O leitor de Dom Casmurro deve manter-se independente das sugestões e
insinuações do narrador. É preciso ter um olhar crítico da narrativa, analisar até que
ponto a narrativa de um homem que se sente traído é confiável, como saber o que
de fato aconteceu? Bento Santiago, decide o que deve ou não ser relatado ao leitor.
A narrativa é ambígua evidenciando a contradição do narrador.
A razão disto era acabar de cismar, e escolher uma resolução que fosse
adequada ao momento. [...] Fui andando e cismado. [...] Cuidei e recomporlhe os olhos, a posição em que a vi, o ajuntamento de pessoas que devia
impor-lhe a dissimulação, se houvesse algo de dissimular. O que aqui vai
por ordem lógica e dedutiva, tenha sido antes uma farafunda de ideias e
sensações, graças aos solavancos do carro e às interrupções de José Dias.

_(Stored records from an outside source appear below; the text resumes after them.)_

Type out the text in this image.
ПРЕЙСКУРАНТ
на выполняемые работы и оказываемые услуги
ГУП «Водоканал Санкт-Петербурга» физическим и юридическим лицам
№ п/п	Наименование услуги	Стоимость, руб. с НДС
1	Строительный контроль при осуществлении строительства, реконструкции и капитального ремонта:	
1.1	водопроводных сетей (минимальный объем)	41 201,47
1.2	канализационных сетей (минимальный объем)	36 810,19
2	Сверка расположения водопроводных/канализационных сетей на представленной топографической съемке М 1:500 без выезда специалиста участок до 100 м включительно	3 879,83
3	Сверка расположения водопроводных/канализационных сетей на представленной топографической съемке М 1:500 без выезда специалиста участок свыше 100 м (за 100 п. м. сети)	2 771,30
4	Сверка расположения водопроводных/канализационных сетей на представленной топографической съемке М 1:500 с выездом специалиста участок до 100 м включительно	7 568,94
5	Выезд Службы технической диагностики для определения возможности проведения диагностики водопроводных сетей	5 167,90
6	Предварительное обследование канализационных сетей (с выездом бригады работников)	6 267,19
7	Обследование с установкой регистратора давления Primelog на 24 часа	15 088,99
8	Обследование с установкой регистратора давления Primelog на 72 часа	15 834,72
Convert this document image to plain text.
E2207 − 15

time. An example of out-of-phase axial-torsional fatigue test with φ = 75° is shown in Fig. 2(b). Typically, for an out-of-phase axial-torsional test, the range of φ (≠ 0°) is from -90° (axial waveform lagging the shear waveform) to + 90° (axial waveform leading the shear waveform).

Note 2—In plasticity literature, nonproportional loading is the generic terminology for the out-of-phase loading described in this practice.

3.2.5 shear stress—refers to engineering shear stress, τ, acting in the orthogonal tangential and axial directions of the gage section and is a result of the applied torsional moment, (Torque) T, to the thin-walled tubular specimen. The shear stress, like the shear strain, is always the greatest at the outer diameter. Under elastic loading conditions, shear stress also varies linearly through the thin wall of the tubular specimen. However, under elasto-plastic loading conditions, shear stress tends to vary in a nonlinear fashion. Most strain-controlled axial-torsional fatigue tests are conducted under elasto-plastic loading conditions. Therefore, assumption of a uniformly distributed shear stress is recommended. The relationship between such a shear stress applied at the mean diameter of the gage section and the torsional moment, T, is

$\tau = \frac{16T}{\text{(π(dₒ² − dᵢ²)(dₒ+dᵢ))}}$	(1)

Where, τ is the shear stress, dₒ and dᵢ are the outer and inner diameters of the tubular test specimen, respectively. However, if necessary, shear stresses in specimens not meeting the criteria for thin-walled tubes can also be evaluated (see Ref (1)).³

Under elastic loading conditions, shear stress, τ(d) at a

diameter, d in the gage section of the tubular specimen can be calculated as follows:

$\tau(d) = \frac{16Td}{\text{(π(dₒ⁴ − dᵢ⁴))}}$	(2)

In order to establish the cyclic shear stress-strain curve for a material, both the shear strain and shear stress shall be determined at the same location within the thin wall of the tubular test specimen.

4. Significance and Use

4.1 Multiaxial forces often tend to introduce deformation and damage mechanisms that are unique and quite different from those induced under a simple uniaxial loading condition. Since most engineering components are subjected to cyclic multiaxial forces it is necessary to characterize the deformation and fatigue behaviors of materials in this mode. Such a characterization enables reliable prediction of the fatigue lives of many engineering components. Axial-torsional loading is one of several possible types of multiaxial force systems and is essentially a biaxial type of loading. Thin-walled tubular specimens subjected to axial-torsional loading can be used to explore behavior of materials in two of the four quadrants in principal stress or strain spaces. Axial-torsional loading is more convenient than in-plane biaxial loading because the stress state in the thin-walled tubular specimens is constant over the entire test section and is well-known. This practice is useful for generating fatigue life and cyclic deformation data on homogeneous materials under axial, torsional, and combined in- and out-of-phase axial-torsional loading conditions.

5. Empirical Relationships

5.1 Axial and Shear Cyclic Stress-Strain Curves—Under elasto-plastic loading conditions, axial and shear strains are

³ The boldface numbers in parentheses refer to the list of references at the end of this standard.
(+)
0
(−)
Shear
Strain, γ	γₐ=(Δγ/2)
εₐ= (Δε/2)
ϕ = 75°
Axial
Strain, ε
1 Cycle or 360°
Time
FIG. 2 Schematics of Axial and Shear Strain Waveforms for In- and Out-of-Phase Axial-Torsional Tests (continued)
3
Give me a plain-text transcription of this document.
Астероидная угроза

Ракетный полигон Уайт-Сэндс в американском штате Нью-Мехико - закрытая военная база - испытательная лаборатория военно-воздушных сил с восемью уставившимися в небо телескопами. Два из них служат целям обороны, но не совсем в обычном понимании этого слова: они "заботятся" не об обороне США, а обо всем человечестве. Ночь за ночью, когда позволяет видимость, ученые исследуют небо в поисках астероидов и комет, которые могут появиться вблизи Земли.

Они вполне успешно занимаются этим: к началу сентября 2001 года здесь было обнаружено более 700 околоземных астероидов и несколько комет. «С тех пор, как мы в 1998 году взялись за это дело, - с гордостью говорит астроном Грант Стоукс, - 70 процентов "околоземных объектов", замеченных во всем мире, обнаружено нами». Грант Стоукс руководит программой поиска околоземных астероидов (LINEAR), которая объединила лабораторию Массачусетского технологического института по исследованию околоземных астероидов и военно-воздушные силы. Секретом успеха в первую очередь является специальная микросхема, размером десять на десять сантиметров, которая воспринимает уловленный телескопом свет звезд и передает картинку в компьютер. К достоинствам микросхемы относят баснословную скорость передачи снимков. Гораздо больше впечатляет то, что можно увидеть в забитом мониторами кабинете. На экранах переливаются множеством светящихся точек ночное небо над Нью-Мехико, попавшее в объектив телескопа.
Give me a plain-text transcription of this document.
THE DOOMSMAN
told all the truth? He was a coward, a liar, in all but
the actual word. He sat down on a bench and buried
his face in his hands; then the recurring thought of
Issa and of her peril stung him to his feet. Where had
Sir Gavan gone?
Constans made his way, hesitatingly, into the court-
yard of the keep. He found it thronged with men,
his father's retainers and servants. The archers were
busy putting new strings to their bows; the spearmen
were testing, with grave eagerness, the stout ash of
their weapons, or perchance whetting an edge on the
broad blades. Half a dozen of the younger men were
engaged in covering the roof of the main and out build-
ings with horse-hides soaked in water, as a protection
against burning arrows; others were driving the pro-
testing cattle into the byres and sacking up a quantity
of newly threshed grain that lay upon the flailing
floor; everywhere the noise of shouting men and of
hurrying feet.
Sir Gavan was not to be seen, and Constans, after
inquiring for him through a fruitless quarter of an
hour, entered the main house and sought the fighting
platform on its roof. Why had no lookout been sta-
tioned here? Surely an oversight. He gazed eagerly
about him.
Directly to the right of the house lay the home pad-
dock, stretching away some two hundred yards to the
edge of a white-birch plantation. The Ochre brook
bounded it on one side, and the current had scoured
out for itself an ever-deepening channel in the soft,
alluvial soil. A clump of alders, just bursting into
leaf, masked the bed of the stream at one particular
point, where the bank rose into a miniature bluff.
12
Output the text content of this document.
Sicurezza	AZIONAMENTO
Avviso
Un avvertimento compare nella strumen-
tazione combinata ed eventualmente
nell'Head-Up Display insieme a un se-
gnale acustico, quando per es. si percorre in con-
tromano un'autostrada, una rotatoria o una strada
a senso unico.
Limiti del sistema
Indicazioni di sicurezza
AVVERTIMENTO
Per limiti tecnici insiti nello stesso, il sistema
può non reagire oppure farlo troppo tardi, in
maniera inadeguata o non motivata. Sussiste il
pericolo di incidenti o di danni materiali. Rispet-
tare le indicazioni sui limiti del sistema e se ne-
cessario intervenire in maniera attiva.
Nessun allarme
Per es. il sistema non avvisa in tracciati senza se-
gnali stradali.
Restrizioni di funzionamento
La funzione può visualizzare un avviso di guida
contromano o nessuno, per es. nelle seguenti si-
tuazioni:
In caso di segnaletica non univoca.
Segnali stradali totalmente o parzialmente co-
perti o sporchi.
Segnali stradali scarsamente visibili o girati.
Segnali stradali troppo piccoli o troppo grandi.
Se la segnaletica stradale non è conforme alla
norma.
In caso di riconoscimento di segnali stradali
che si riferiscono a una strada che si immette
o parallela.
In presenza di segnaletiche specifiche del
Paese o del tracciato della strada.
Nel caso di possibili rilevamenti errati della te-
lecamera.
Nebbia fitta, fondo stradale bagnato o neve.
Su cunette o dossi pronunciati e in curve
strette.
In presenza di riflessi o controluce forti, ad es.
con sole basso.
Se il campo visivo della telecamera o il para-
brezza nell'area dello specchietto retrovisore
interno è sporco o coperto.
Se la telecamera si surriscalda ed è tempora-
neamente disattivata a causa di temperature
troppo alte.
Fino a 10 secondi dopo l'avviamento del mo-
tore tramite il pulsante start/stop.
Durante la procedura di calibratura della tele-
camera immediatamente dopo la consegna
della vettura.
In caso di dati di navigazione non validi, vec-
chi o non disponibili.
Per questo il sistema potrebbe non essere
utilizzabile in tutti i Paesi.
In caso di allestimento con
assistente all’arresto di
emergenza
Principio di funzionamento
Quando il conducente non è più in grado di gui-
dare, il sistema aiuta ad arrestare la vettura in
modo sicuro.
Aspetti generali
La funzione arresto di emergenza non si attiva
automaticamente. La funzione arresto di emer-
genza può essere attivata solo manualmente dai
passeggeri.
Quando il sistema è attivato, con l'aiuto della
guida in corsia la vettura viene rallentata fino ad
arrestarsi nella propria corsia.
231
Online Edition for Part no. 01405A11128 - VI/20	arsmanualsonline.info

Agora, porém, raciocinava e evocava clar e bem. Concluí de mim para mim
que era a antiga paixão que me ofuscava ainda e me fazia desvairar como
sempre. (D.C. p.163).
O leitor deve desconfiar de suas reais intenções e perceber as justificativas
para suas atitudes questionáveis, pois ele procura incutir a ideologia e os sentidos
pré-estabelecidos, concepções que guiam a estrutura da narrativa. Tenta persuadir o
leitor a acreditar na sua versão dos fatos, ainda que tente convencer a si mesmo.
A literatura de Machado de Assis nos conduz a refletir sobre nós mesmos e
sobre o mundo em que vivemos, pois sempre descobrimos algo que nos diz
respeito, evidenciando características do nosso psiquismo. Retrata em suas obras a
pessoa humana, suas incertezas, contradições e esperanças, garantindo a
atualidade de seus textos, permitindo a vida ser interpretada em qualquer época.
Segundo Teotônio Martins Filho, Machado de Assis é “o grande arquiteto de
personalidades”, suas personagens apresentam os enigmas da alma, revelando a
precariedade e a hipocrisia das relações sociais.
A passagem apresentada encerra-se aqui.